第5話 自分が何を出来るのか
食事の後、自分の部屋でのんびり寝転びながら今後の予定を建てる。
まず自身の成長を最優先に。
能力は低く、危険を冒せば命の危険もある。
だがユニークスキルを最大限に生かす為にもレベル上げが最優先になる。
家族への恩返しはその後だ。
自分が力を付けて多少の妨害にも対抗出来るようになったら、前世の記憶とこの世界の資源を組み合わせて様々な物を生み出していこう。
応接間にある魔道具を見る限り、上手く行けば家電のような物は生み出せるだろうと踏んでいる。

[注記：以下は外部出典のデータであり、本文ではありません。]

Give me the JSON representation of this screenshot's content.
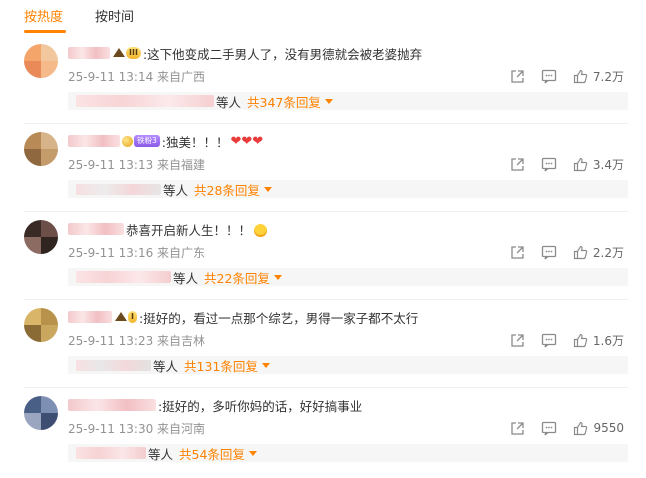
{
  "tabs": [
    {
      "label": "按热度",
      "active": true
    },
    {
      "label": "按时间",
      "active": false
    }
  ],
  "colors": {
    "accent": "#ff8200",
    "meta": "#939393",
    "heart": "#ea3b3b"
  },
  "icons": {
    "share": "share-icon",
    "comment": "comment-icon",
    "like": "like-icon"
  },
  "comments": [
    {
      "text": ":这下他变成二手男人了，没有男德就会被老婆抛弃",
      "badge": "III",
      "meta": "25-9-11 13:14 来自广西",
      "likes": "7.2万",
      "replies_suffix": "等人",
      "replies_link": "共347条回复"
    },
    {
      "text": ":独美！！！",
      "badge": "铁粉3",
      "meta": "25-9-11 13:13 来自福建",
      "likes": "3.4万",
      "replies_suffix": "等人",
      "replies_link": "共28条回复"
    },
    {
      "text": "恭喜开启新人生！！！",
      "meta": "25-9-11 13:16 来自广东",
      "likes": "2.2万",
      "replies_suffix": "等人",
      "replies_link": "共22条回复"
    },
    {
      "text": ":挺好的，看过一点那个综艺，男得一家子都不太行",
      "badge": "I",
      "meta": "25-9-11 13:23 来自吉林",
      "likes": "1.6万",
      "replies_suffix": "等人",
      "replies_link": "共131条回复"
    },
    {
      "text": ":挺好的，多听你妈的话，好好搞事业",
      "meta": "25-9-11 13:30 来自河南",
      "likes": "9550",
      "replies_suffix": "等人",
      "replies_link": "共54条回复"
    }
  ]
}
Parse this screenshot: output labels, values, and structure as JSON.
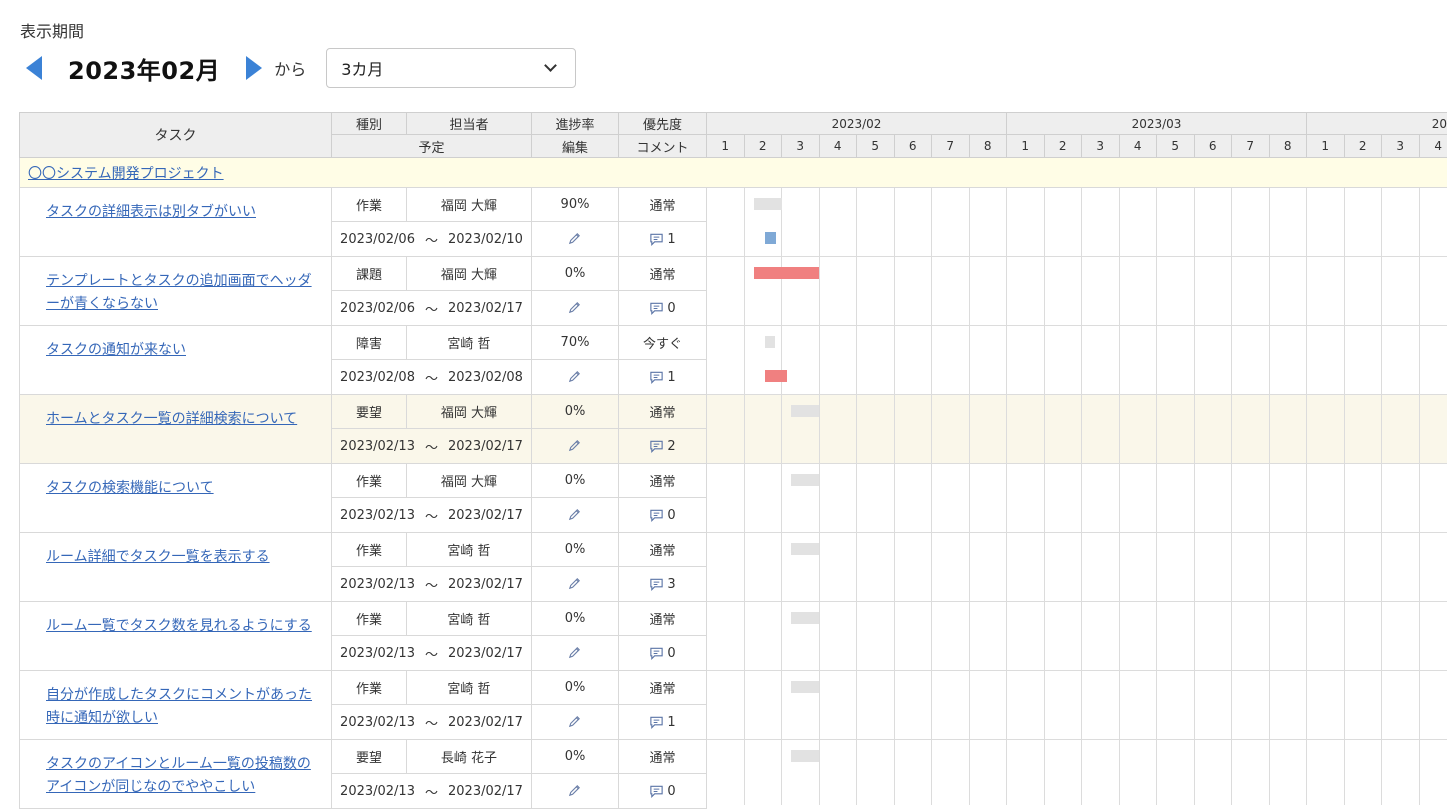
{
  "header": {
    "period_label": "表示期間",
    "month": "2023年02月",
    "from_label": "から",
    "range_value": "3カ月"
  },
  "columns": {
    "task": "タスク",
    "type": "種別",
    "assignee": "担当者",
    "progress": "進捗率",
    "priority": "優先度",
    "schedule": "予定",
    "edit": "編集",
    "comment": "コメント"
  },
  "months": [
    "2023/02",
    "2023/03",
    "20"
  ],
  "weeks": [
    "1",
    "2",
    "3",
    "4",
    "5",
    "6",
    "7",
    "8",
    "1",
    "2",
    "3",
    "4",
    "5",
    "6",
    "7",
    "8",
    "1",
    "2",
    "3",
    "4"
  ],
  "project": {
    "name": "〇〇システム開発プロジェクト"
  },
  "tasks": [
    {
      "title": "タスクの詳細表示は別タブがいい",
      "type": "作業",
      "assignee": "福岡 大輝",
      "progress": "90%",
      "priority": "通常",
      "start": "2023/02/06",
      "tilde": "〜",
      "end": "2023/02/10",
      "comments": "1"
    },
    {
      "title": "テンプレートとタスクの追加画面でヘッダーが青くならない",
      "type": "課題",
      "assignee": "福岡 大輝",
      "progress": "0%",
      "priority": "通常",
      "start": "2023/02/06",
      "tilde": "〜",
      "end": "2023/02/17",
      "comments": "0"
    },
    {
      "title": "タスクの通知が来ない",
      "type": "障害",
      "assignee": "宮崎 哲",
      "progress": "70%",
      "priority": "今すぐ",
      "start": "2023/02/08",
      "tilde": "〜",
      "end": "2023/02/08",
      "comments": "1"
    },
    {
      "title": "ホームとタスク一覧の詳細検索について",
      "type": "要望",
      "assignee": "福岡 大輝",
      "progress": "0%",
      "priority": "通常",
      "start": "2023/02/13",
      "tilde": "〜",
      "end": "2023/02/17",
      "comments": "2"
    },
    {
      "title": "タスクの検索機能について",
      "type": "作業",
      "assignee": "福岡 大輝",
      "progress": "0%",
      "priority": "通常",
      "start": "2023/02/13",
      "tilde": "〜",
      "end": "2023/02/17",
      "comments": "0"
    },
    {
      "title": "ルーム詳細でタスク一覧を表示する",
      "type": "作業",
      "assignee": "宮崎 哲",
      "progress": "0%",
      "priority": "通常",
      "start": "2023/02/13",
      "tilde": "〜",
      "end": "2023/02/17",
      "comments": "3"
    },
    {
      "title": "ルーム一覧でタスク数を見れるようにする",
      "type": "作業",
      "assignee": "宮崎 哲",
      "progress": "0%",
      "priority": "通常",
      "start": "2023/02/13",
      "tilde": "〜",
      "end": "2023/02/17",
      "comments": "0"
    },
    {
      "title": "自分が作成したタスクにコメントがあった時に通知が欲しい",
      "type": "作業",
      "assignee": "宮崎 哲",
      "progress": "0%",
      "priority": "通常",
      "start": "2023/02/13",
      "tilde": "〜",
      "end": "2023/02/17",
      "comments": "1"
    },
    {
      "title": "タスクのアイコンとルーム一覧の投稿数のアイコンが同じなのでややこしい",
      "type": "要望",
      "assignee": "長崎 花子",
      "progress": "0%",
      "priority": "通常",
      "start": "2023/02/13",
      "tilde": "〜",
      "end": "2023/02/17",
      "comments": "0"
    }
  ],
  "colors": {
    "accent": "#3b82d6",
    "link": "#3567b8",
    "project_row": "#fffde6",
    "highlight_row": "#faf7ea",
    "plan_bar": "#e2e2e2",
    "progress_blue": "#7fa9d6",
    "progress_red": "#f08080"
  },
  "icons": {
    "prev": "triangle-left-icon",
    "next": "triangle-right-icon",
    "dropdown": "chevron-down-icon",
    "edit": "pencil-icon",
    "comment": "comment-icon"
  }
}
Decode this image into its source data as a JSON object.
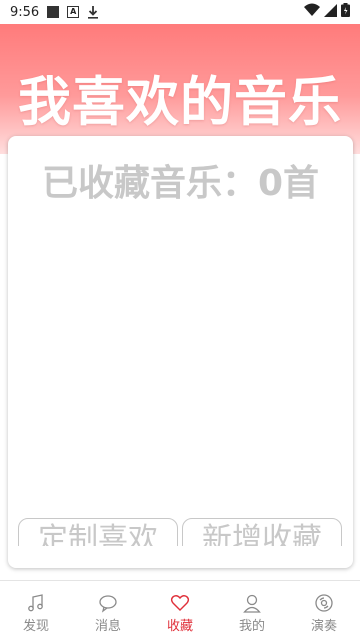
{
  "status": {
    "time": "9:56",
    "notif_a": "A"
  },
  "header": {
    "title": "我喜欢的音乐"
  },
  "card": {
    "count_text": "已收藏音乐：0首",
    "buttons": [
      "定制喜欢",
      "新增收藏"
    ]
  },
  "nav": {
    "items": [
      {
        "label": "发现",
        "icon": "music-note-icon",
        "active": false
      },
      {
        "label": "消息",
        "icon": "chat-bubble-icon",
        "active": false
      },
      {
        "label": "收藏",
        "icon": "heart-icon",
        "active": true
      },
      {
        "label": "我的",
        "icon": "person-icon",
        "active": false
      },
      {
        "label": "演奏",
        "icon": "disc-icon",
        "active": false
      }
    ]
  },
  "colors": {
    "accent": "#e0303a",
    "header_top": "#ff7b7b",
    "header_bottom": "#ffdede",
    "muted_text": "#c8c8c8",
    "nav_text": "#8a8a8a"
  }
}
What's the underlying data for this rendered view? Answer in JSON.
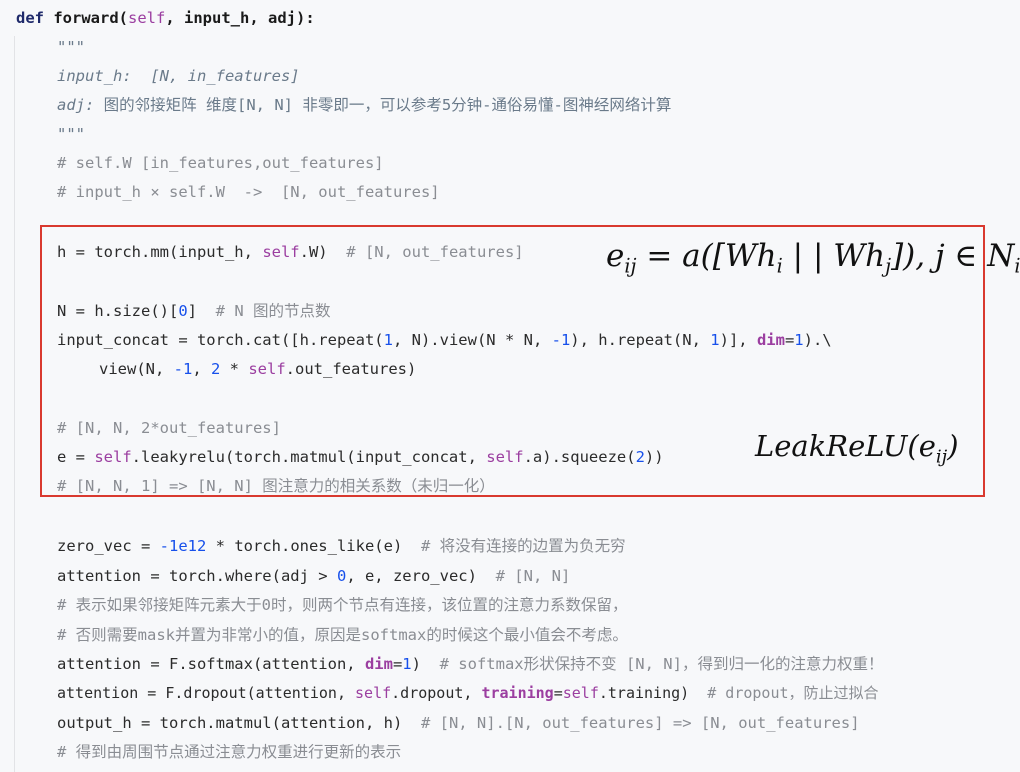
{
  "code": {
    "def_keyword": "def",
    "func_name": "forward",
    "signature_open": "(",
    "self_word": "self",
    "signature_rest": ", input_h, adj):",
    "docstring_open": "\"\"\"",
    "doc_input_h": "input_h:  [N, in_features]",
    "doc_adj_name": "adj: ",
    "doc_adj_desc": "图的邻接矩阵 维度[N, N] 非零即一，可以参考5分钟-通俗易懂-图神经网络计算",
    "docstring_close": "\"\"\"",
    "comment_w": "# self.W [in_features,out_features]",
    "comment_mul": "# input_h × self.W  ->  [N, out_features]",
    "h_line_a": "h = torch.mm(input_h, ",
    "h_line_self": "self",
    "h_line_b": ".W)",
    "h_line_cmt": "  # [N, out_features]",
    "n_line_a": "N = h.size()[",
    "n_line_num": "0",
    "n_line_b": "]",
    "n_line_cmt": "  # N 图的节点数",
    "concat_a": "input_concat = torch.cat([h.repeat(",
    "concat_1": "1",
    "concat_b": ", N).view(N * N, ",
    "concat_m1": "-1",
    "concat_c": "), h.repeat(N, ",
    "concat_1b": "1",
    "concat_d": ")], ",
    "concat_dim": "dim",
    "concat_e": "=",
    "concat_1c": "1",
    "concat_f": ").\\",
    "view_a": "view(N, ",
    "view_m1": "-1",
    "view_b": ", ",
    "view_2": "2",
    "view_c": " * ",
    "view_self": "self",
    "view_d": ".out_features)",
    "cmt_shape": "# [N, N, 2*out_features]",
    "e_a": "e = ",
    "e_self": "self",
    "e_b": ".leakyrelu(torch.matmul(input_concat, ",
    "e_self2": "self",
    "e_c": ".a).squeeze(",
    "e_2": "2",
    "e_d": "))",
    "cmt_corr": "# [N, N, 1] => [N, N] 图注意力的相关系数（未归一化）",
    "zero_a": "zero_vec = ",
    "zero_num": "-1e12",
    "zero_b": " * torch.ones_like(e)",
    "zero_cmt": "  # 将没有连接的边置为负无穷",
    "att1_a": "attention = torch.where(adj > ",
    "att1_0": "0",
    "att1_b": ", e, zero_vec)",
    "att1_cmt": "  # [N, N]",
    "cmt_keep": "# 表示如果邻接矩阵元素大于0时，则两个节点有连接，该位置的注意力系数保留，",
    "cmt_mask": "# 否则需要mask并置为非常小的值，原因是softmax的时候这个最小值会不考虑。",
    "att2_a": "attention = F.softmax(attention, ",
    "att2_dim": "dim",
    "att2_eq": "=",
    "att2_1": "1",
    "att2_b": ")",
    "att2_cmt": "  # softmax形状保持不变 [N, N]，得到归一化的注意力权重！",
    "att3_a": "attention = F.dropout(attention, ",
    "att3_self": "self",
    "att3_b": ".dropout, ",
    "att3_training": "training",
    "att3_eq": "=",
    "att3_self2": "self",
    "att3_c": ".training)",
    "att3_cmt": "  # dropout，防止过拟合",
    "out_a": "output_h = torch.matmul(attention, h)",
    "out_cmt": "  # [N, N].[N, out_features] => [N, out_features]",
    "cmt_final": "# 得到由周围节点通过注意力权重进行更新的表示"
  },
  "annotations": {
    "eq1_e": "e",
    "eq1_ij": "ij",
    "eq1_mid": " = a([Wh",
    "eq1_i": "i",
    "eq1_bars": " | | Wh",
    "eq1_j": "j",
    "eq1_tail": "]), j ∈ N",
    "eq1_Ni": "i",
    "eq2_a": "LeakReLU(e",
    "eq2_ij": "ij",
    "eq2_b": ")"
  }
}
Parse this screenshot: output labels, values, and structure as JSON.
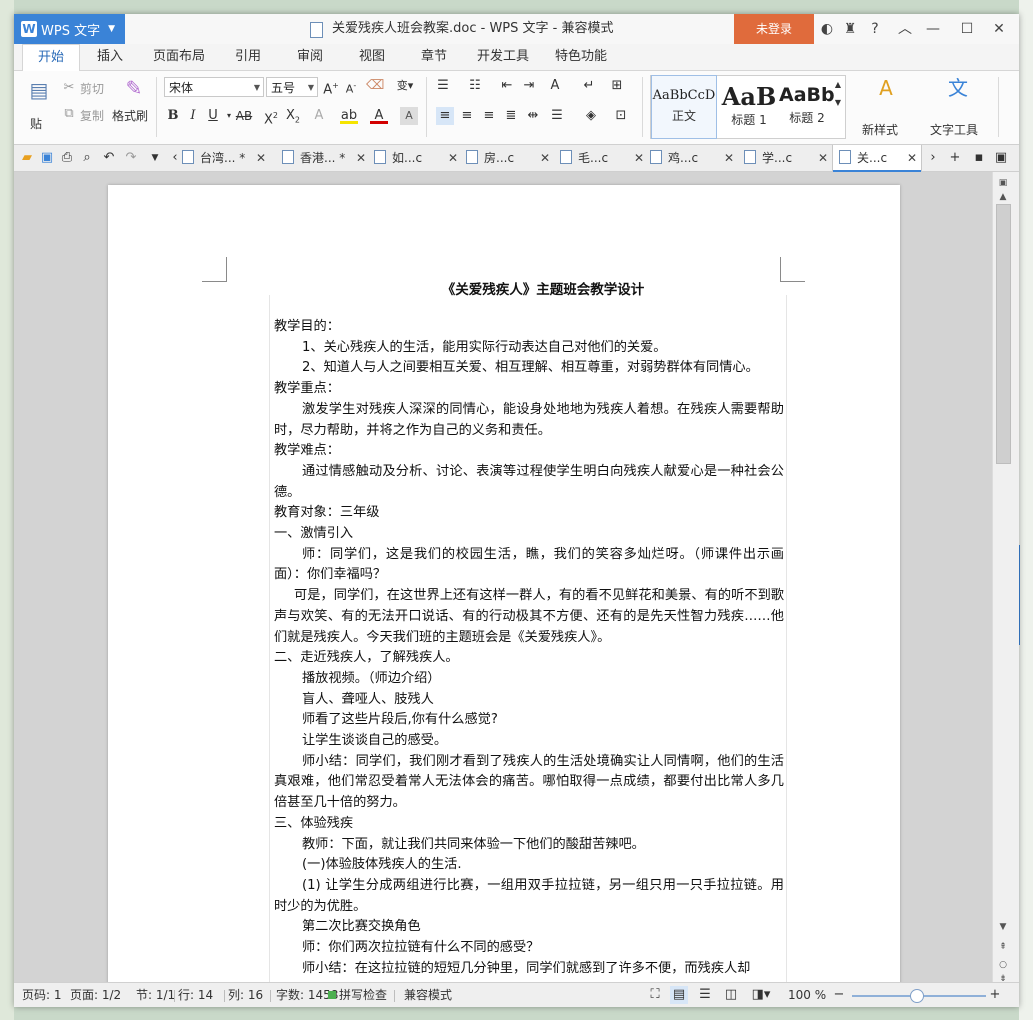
{
  "titlebar": {
    "app_name": "WPS 文字",
    "document_title": "关爱残疾人班会教案.doc - WPS 文字 - 兼容模式",
    "login_label": "未登录"
  },
  "ribbon_tabs": [
    "开始",
    "插入",
    "页面布局",
    "引用",
    "审阅",
    "视图",
    "章节",
    "开发工具",
    "特色功能"
  ],
  "ribbon": {
    "paste_label": "贴",
    "cut_label": "剪切",
    "copy_label": "复制",
    "format_painter_label": "格式刷",
    "font_name": "宋体",
    "font_size": "五号",
    "styles": [
      {
        "preview": "AaBbCcD",
        "label": "正文"
      },
      {
        "preview": "AaB",
        "label": "标题 1"
      },
      {
        "preview": "AaBb(",
        "label": "标题 2"
      }
    ],
    "new_style_label": "新样式",
    "text_tools_label": "文字工具"
  },
  "doc_tabs": [
    "台湾... *",
    "香港... *",
    "如...c",
    "房...c",
    "毛...c",
    "鸡...c",
    "学...c",
    "关...c"
  ],
  "document": {
    "title": "《关爱残疾人》主题班会教学设计",
    "paragraphs": [
      {
        "style": "",
        "text": "教学目的："
      },
      {
        "style": "i",
        "text": "1、关心残疾人的生活，能用实际行动表达自己对他们的关爱。"
      },
      {
        "style": "i",
        "text": "2、知道人与人之间要相互关爱、相互理解、相互尊重，对弱势群体有同情心。"
      },
      {
        "style": "",
        "text": "教学重点："
      },
      {
        "style": "i",
        "text": "激发学生对残疾人深深的同情心，能设身处地地为残疾人着想。在残疾人需要帮助时，尽力帮助，并将之作为自己的义务和责任。"
      },
      {
        "style": "",
        "text": "教学难点："
      },
      {
        "style": "i",
        "text": "通过情感触动及分析、讨论、表演等过程使学生明白向残疾人献爱心是一种社会公德。"
      },
      {
        "style": "",
        "text": "教育对象：三年级"
      },
      {
        "style": "",
        "text": "一、激情引入"
      },
      {
        "style": "i",
        "text": "师：同学们，这是我们的校园生活，瞧，我们的笑容多灿烂呀。（师课件出示画面）：你们幸福吗？"
      },
      {
        "style": "i2",
        "text": "可是，同学们，在这世界上还有这样一群人，有的看不见鲜花和美景、有的听不到歌声与欢笑、有的无法开口说话、有的行动极其不方便、还有的是先天性智力残疾……他们就是残疾人。今天我们班的主题班会是《关爱残疾人》。"
      },
      {
        "style": "",
        "text": "二、走近残疾人，了解残疾人。"
      },
      {
        "style": "i",
        "text": "播放视频。（师边介绍）"
      },
      {
        "style": "i",
        "text": "盲人、聋哑人、肢残人"
      },
      {
        "style": "i",
        "text": "师看了这些片段后,你有什么感觉?"
      },
      {
        "style": "i",
        "text": "让学生谈谈自己的感受。"
      },
      {
        "style": "i",
        "text": "师小结：同学们，我们刚才看到了残疾人的生活处境确实让人同情啊，他们的生活真艰难，他们常忍受着常人无法体会的痛苦。哪怕取得一点成绩，都要付出比常人多几倍甚至几十倍的努力。"
      },
      {
        "style": "",
        "text": "三、体验残疾"
      },
      {
        "style": "i",
        "text": "教师：下面，就让我们共同来体验一下他们的酸甜苦辣吧。"
      },
      {
        "style": "i",
        "text": "(一)体验肢体残疾人的生活."
      },
      {
        "style": "i",
        "text": "(1) 让学生分成两组进行比赛，一组用双手拉拉链，另一组只用一只手拉拉链。用时少的为优胜。"
      },
      {
        "style": "i",
        "text": "第二次比赛交换角色"
      },
      {
        "style": "i",
        "text": "师：你们两次拉拉链有什么不同的感受？"
      },
      {
        "style": "i",
        "text": "师小结：在这拉拉链的短短几分钟里，同学们就感到了许多不便，而残疾人却"
      }
    ]
  },
  "statusbar": {
    "page_num": "页码: 1",
    "page_of": "页面: 1/2",
    "section": "节: 1/1",
    "row": "行: 14",
    "col": "列: 16",
    "word_count": "字数: 1458",
    "spell_check": "拼写检查",
    "compat_mode": "兼容模式",
    "zoom": "100 %"
  },
  "colors": {
    "accent": "#3a83d7",
    "login": "#e06b3c",
    "spell_check_green": "#4caf50"
  }
}
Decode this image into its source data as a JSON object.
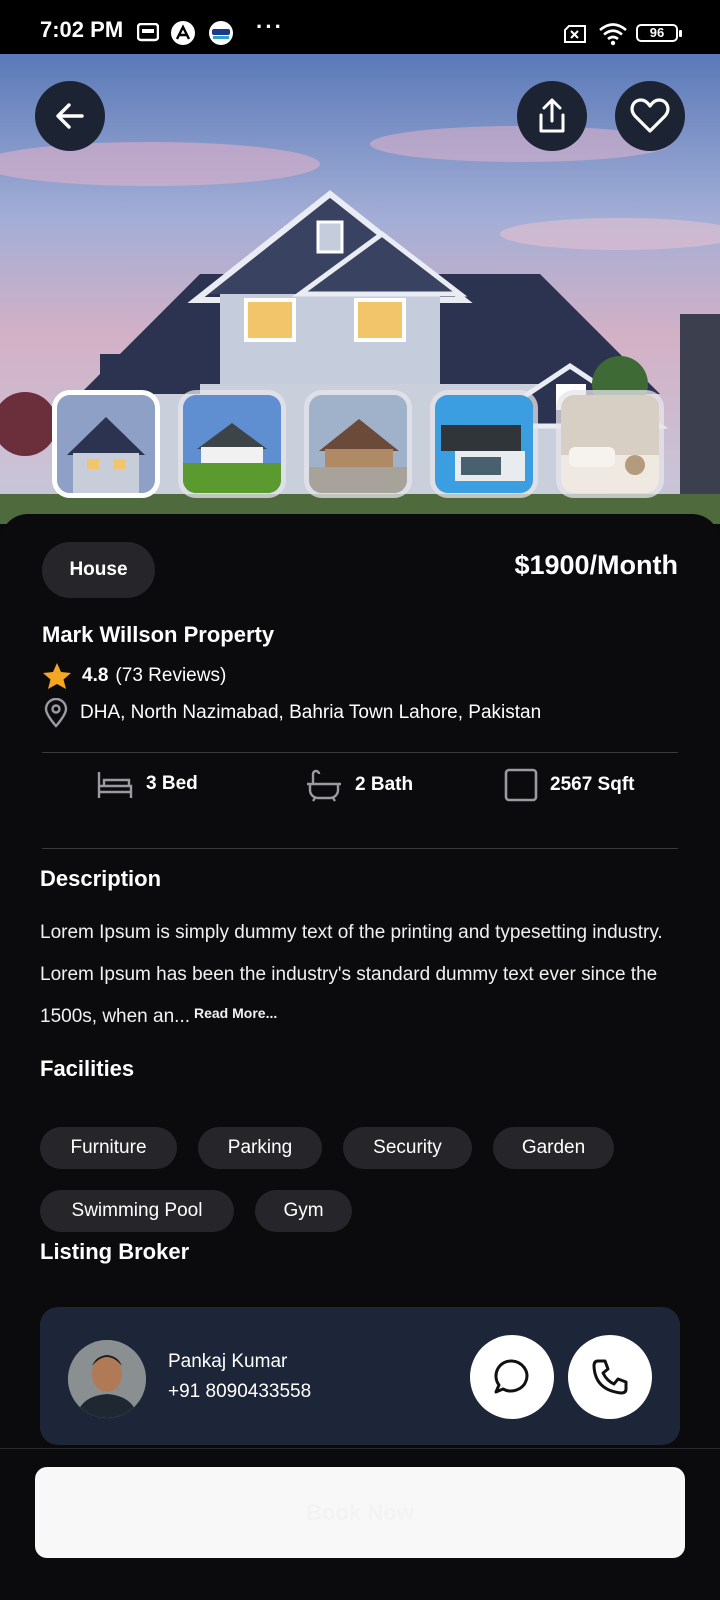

確保の難しさや作成難易度などはまだわからないので、それは追々考える。
「最初は家族に協力を頼まないといけないな」
俺がやる気を見せれば協力は惜しまずにしてくれるだろう。
問題は俺の年齢と能力の低さ。
それでもレベル上げを出来るだけ早くしなければ、家族に対する迷惑は増えてしまう。
この貴族社会において今のクラウという弱者は邪魔でしかない。
表に立ち始める前に、俺は力を付けなければいけないのだ。
「そういえば【転職官】ってどう使うんだ?」
口に出した瞬間目の前に沢山の文字が浮かぶ。
書いてあるのは無数の職業。
【剣士】【魔法使い】【僧侶】などの良く聞く職業もあれば、【商人】【木工職人】【大工】などの生産系、果ては【テイマー】【踊り子】【ギャンブラー】なんて物まで存在してた。
更にここには無い職業も、様々な職を極めて行く度に新たな職が出てくると説明では出てたな。
試しに【剣士】を選択してみる。
するとステータスの職業が剣士に変わる。
クラウ・ジャンダーク
年齢3歳
レベル1 職業 剣士(0/1000)
体力 10(+5)
魔力 10
腕力 3(+5)
知力 5
敏捷 5
器用 3(+2)
運命力 100
魔法 無し
スキル スラッシュ
ステータスに加算が付き、職業に適した能力も付く。
剣士の横の数字が熟練度のようなものだろう。
レベルとは別の経験値が存在するのだと思う。
良くやっていたRPGでもこのシステムはあったので、すんなり慣れそうだ。
「これって、後々ものすごい事になるんじゃないか……」
想像の段階だが、転職官を使いこなしながら成長促進を頼りに戦いを熟せばなりたい自分を目指せるだろう。
「ふざけた神様だったけど、感謝しないといけないな」
理不尽な理由で飛ばされてしまったものの、生まれる家族や能力は俺の為にしっかり考えてくれているのが分かる。
勝手に勇者と崇められたり常に命の危険と隣り合わせのデスゲームなんかじゃない。
ここは俺が頑張れば全部返ってくる世界なのだ。
そう思うと胸が高鳴った。
「明日早速父さんに話をしてみよう。今度は後悔の無いように」
前世の家族とは結局疎遠のまま離れてしまった。
俺が少し歩み寄れば違った結果が生まれたのかもしれないな。
クラウでは後悔しない様に、自分の気持ちをぶつけていこう。
そう思いながら俺は眠りについた。
翌日朝食で集まった時に、俺は父さんに伝える。
「俺に剣を教えてください!」
剣を学ぶことでレベルや熟練度が上がるのか。
それ以前に能力があっても剣を使う自分が未熟では意味がないのではないか。
その為の指南を頼む。
「クラウが剣?」
ライルが驚き食事の手が止まる。
「魔法なら僕が教えたのに…」
マックスは残念そうだ。
「クラウはまだ3歳だ。剣を持つのは早いだろう」
テリーはもっともな意見を述べる。
「俺に能力が無いのはわかってるんです。それでも少しでも早く努力して、皆に迷惑をかけないように!」
そう言うと空気が静まる。
「そうか……」
テリーはまさか本人に自覚があると思っていなかったのだろう。
劣ってるとは思わせないように、家族としての差を感じさせない様にしていたのだが、俺の返事に言葉に詰まらせた。
「いいんじゃない? やる気があるのは良い事よ」
マリアはニコニコしながら賛成してくれた。
「しかし……」
「大丈夫、私が怪我しない様に付き合うよ!」
ミラは5歳ながらお姉ちゃんとしてしっかりとしていた。
「父さん……」
「わかった、ただし怪我だけはしないようにな」
「うん、ありがとう!」
少し過保護なテリーは女性陣に丸め込まれ、承諾してくれた。
そのままお祝いの雰囲気になりながら、朝食を済ませたのだった。